À l’époque, la population était encouragée à ne parler que mandarin en public, au détriment notamment des langues des peuples indigènes de l’île. Ce n’est qu’après la levée de la loi martiale en 1987 que l’identité taïwanaise, ainsi que sa cuisine, ont été revendiquées avec fierté. Quand Chen Shui-bian est devenu président en 2000, ses banquets officiels comprenaient des plats locaux. Il a dit au monde que «la cuisine taïwanaise est belle et délicieuse», se souvient Ivy Chen. Et «quand la politique a changé, la cuisine aussi a changé».
Aujourd’hui, l’île de 23 millions d’habitants prône fièrement son modèle de démocratie, en matière de liberté d’expression et de la presse, surtout face à la pression militaire de Pékin et à ses menaces de «réunification». Elle organise régulièrement des élections locales et législatives, et s’affiche comme pionnière en Asie en ayant légalisé le mariage entre personnes de même sexe. «Ça, c’est Taïwan : nous avons tellement l’habitude d’avoir des élections et que la politique fasse partie de nos vies quotidiennes», affirme Kylie Wang, dont chaque épisode de The KK Show est écouté par 400 000 auditeurs en moyenne.

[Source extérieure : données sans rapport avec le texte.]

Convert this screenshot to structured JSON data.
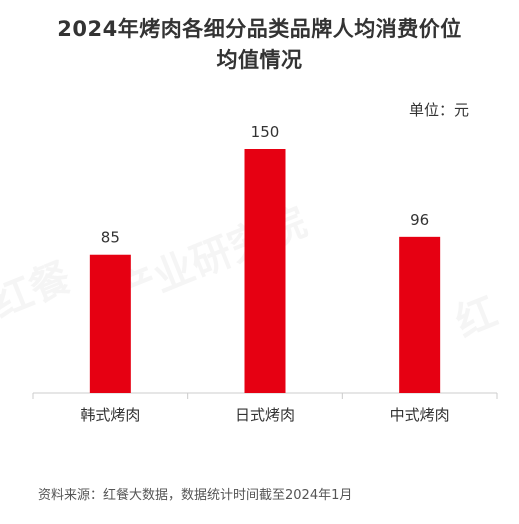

L’humour de la comédienne cible notamment le Parti communiste chinois. «Pour moi, ce n’est pas un problème en tant que Taïwanaise de dire ce genre de choses», assure-t-elle. «Je reçois plein de messages privés d’auditeurs chinois, qui disent à quel point ils aiment notre programme.» Et puis, «tout le monde est d’accord sur le fait que la Chine est une menace… cela ne fait plus rire personne».